Each authentic reader contains edited transcripts of conversations with people in Asia talking about their working lives. Readers enjoy an intimate glimpse at various jobs as well as the cultures of the interviewees. While these readers are not graded for second language learners, they are naturally easier than most native speaker texts because either the interviewer or interviewee was speaking a second language, and many of the same occupation-related themes recur. Recommended for school libraries and intermediate to advanced level classes. Two worksheets are available on the PDF below. One gives students the opportunity to consider the societal benefits and harms that each occupation offers, and the other provides space for readers to describe how appropriate each job is for them and why.

 

Benefit / Harm & Personal Appropriateness Worksheet (PDF)

Utilizing Asians at Work readers

  • Anyone who has an interest in career design or Asian culture, including teachers or students who are intermediate level or above.

  • School or university libraries should have copies for independent reading.

  • Reading classes. One unique point is that students will be reading conversations. This will appeal to many language learners.

  • Regular communication classes. Ideas for utilizing an Asians at Work book for a regular communication are below.

Benefits of doing partner interviews in class:

Make interviewing a theme. With an interview, one student, the interviewer, is responsible for making questions and sustaining the conversation. In a typical English conversation activity in Japan, both partners are hesitant to take the lead. Making the exchange an interview makes it clear which partner is responsible to get the other person talking.

 

The interviewee, of course, also has some pressure. He or she should be told to answer in as much detail as possible.

 

The Class

I used Southeast Asians at Work with 28 second year English education majors. They were intermediate level and motivated.

Assignments

During the first class I had students find a partner and choose one of the interviews in Southeast Asians at Work. I discouraged them from choosing the long and/or difficult interviews (numbers 2, 9, 10, 14, 15, 26, 27, 28, 34 and 37). Each week from week 3 one or two pairs of students introduced/taught their interview to the class. During week two I gave an example. To prepare, students:

  • created a vocabulary list of difficult words from that interview

  • created a vocabulary quiz

  • created a short comprehension quiz

  • practiced pronunciation and intonation of the interview

Several before teaching the lesson, one of the two students sent me a Word file containing the vocabulary and comprehension quizzes. I checked, made corrections, made copies, and brought to class.
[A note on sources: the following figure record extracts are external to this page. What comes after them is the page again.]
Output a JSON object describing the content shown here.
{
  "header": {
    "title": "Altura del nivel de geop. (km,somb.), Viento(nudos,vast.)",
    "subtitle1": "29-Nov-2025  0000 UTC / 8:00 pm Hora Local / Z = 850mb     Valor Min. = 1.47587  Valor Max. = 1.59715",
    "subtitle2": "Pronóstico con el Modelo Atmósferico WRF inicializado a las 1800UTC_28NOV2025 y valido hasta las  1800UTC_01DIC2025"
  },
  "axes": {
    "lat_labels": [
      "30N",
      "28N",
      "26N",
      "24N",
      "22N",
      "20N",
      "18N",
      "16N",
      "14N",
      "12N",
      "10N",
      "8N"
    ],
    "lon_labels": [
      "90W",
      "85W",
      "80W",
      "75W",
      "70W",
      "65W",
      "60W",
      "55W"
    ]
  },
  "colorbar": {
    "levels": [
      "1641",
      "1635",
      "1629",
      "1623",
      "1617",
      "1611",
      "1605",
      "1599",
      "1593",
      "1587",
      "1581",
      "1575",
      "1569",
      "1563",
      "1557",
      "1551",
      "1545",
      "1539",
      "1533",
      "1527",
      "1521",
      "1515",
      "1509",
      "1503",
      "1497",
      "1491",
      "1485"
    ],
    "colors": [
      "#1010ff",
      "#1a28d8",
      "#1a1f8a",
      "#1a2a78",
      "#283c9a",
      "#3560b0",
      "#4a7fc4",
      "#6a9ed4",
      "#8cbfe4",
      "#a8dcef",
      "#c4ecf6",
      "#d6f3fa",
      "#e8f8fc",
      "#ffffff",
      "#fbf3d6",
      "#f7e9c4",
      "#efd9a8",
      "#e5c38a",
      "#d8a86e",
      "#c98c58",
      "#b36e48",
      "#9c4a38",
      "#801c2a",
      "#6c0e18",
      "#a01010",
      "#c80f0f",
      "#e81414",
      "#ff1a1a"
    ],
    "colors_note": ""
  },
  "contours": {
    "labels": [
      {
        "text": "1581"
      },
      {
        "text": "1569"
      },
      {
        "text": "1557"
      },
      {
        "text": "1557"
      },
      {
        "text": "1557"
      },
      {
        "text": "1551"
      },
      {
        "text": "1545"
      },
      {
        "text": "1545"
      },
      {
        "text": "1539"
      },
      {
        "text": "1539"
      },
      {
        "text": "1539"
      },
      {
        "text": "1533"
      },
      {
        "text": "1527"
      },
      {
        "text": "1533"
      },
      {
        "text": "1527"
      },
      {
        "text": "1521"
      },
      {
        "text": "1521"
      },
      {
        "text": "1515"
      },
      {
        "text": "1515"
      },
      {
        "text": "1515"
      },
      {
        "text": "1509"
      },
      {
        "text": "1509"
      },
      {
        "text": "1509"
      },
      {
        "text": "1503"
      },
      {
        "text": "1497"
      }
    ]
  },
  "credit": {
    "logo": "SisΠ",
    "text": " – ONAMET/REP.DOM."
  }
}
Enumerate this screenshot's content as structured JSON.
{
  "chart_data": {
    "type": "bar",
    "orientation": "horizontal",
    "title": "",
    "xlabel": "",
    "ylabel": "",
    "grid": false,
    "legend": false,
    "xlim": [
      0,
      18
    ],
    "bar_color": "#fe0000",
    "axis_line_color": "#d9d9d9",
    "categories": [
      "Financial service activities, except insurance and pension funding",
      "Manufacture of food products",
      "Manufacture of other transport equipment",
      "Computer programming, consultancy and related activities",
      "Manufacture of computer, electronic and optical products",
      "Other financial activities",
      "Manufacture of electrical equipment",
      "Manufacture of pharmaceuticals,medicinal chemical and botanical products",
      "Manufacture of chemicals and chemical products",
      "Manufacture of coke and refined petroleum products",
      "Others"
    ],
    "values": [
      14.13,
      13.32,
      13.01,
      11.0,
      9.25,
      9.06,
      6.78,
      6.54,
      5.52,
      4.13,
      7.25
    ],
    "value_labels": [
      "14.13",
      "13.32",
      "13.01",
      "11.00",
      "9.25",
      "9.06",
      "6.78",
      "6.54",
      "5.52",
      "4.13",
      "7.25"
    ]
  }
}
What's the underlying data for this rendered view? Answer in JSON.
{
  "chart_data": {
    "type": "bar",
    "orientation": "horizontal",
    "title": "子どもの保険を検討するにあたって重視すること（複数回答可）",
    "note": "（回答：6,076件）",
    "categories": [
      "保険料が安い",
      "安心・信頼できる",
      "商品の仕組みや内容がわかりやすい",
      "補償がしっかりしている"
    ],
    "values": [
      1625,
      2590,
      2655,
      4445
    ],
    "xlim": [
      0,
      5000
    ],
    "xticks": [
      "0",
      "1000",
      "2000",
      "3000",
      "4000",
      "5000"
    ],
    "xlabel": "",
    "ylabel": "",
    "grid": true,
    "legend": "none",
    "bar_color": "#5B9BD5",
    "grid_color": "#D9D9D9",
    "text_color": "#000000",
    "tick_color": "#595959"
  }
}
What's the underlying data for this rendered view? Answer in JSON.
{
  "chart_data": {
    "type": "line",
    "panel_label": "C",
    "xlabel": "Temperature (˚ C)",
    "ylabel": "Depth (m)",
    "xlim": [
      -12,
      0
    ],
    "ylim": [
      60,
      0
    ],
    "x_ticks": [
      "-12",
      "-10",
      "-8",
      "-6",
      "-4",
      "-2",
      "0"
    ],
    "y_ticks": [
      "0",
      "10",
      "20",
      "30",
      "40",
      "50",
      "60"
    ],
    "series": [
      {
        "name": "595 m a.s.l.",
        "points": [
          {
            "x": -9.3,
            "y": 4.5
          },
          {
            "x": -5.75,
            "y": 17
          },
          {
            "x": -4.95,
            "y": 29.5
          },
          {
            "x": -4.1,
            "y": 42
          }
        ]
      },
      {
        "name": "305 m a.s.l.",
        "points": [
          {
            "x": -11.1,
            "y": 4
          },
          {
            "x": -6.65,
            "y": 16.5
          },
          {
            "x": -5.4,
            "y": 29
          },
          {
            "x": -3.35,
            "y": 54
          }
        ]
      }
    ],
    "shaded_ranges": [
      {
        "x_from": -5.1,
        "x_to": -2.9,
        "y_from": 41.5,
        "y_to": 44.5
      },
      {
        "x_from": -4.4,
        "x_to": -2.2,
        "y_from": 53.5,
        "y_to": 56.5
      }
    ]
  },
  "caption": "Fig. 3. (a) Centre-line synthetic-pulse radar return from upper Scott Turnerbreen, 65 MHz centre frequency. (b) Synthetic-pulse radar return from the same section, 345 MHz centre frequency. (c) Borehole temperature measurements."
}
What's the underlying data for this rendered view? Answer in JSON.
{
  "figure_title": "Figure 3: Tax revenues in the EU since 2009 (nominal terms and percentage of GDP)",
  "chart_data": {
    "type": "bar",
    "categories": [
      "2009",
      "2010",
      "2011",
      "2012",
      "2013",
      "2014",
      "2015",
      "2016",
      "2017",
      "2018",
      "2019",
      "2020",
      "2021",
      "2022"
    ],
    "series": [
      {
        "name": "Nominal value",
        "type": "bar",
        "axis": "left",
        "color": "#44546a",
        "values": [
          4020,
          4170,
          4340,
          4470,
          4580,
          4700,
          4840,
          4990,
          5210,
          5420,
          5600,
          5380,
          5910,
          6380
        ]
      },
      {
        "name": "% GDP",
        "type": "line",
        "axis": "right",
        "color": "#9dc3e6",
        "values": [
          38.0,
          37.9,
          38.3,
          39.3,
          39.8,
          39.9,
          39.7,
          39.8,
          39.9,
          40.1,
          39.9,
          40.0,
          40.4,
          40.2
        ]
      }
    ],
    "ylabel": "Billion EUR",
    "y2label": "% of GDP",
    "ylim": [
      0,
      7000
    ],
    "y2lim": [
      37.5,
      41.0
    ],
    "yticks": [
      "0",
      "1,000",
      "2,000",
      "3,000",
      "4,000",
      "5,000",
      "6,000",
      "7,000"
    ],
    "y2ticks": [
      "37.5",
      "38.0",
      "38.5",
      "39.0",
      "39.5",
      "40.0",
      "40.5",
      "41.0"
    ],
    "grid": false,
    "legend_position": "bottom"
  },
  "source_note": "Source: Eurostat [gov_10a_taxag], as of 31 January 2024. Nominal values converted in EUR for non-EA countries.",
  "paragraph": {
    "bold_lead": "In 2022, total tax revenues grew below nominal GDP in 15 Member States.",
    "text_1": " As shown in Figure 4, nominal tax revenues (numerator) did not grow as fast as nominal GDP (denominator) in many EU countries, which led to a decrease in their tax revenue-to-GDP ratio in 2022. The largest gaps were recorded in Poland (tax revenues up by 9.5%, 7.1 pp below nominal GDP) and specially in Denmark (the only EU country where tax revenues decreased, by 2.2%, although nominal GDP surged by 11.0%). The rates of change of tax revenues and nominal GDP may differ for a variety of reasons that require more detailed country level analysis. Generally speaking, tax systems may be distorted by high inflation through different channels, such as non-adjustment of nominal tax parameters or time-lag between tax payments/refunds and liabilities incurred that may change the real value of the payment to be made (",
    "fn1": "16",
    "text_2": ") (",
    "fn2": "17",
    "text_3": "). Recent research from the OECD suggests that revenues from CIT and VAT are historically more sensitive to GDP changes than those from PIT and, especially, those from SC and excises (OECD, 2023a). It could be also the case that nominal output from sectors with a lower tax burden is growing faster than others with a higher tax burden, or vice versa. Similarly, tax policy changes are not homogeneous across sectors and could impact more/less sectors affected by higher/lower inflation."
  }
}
Pairs of students taught their lesson by pre-teaching vocabulary, reading the interview (by Q & A), having the rest of the class practice reading, then having students do the comprehension questions. This has gone very smoothly.

 

In-class Interviews

We have also practiced interviewing partners. One website I referred to for interview question and answer ideas is here.

 

We also looked at the Humans of New York website. I displayed interviews that were most understandable and interesting for students and explained that the interviewer (Brandon) talks to the interviewee for 15-20 minutes before choosing a sentence or paragraph of something the person said that will move readers. For a nice youtube video of Brandon explaining how he photographs people click here.

 

I match students randomly with a partner to interview in class. Sometimes they have set questions. Other times I tell they to do a "Humans of New York" style interview whereby they dig and dig to hear and record something interesting or moving. Some starter questions I suggest are:

 

  • Tell me about a funny/sad/happy/exciting/scary experience you had.

  • What is your best memory?

  • Who do you love most? Why?

  • What do you love most? Why?

  • What do you hate? Why?

  • Tell me about your family/hobby?

  • Who has inspired you? What did they do or say?

  • Where do you most want to travel? Why?

  • What's your future dream?

  • Where do you most want to live? Why?

  • Has anything been bothering you lately?

  • How is your life at this university?

  • Do you believe in God?

  • What kind of movies/books do you like?

 

Students write a few sentences about the interview which I then compile onto one paper for all to read (my plan is to have them put this information on a Weebly website).

 

Skype interviews

We did interviews with students at a university in the Philippines.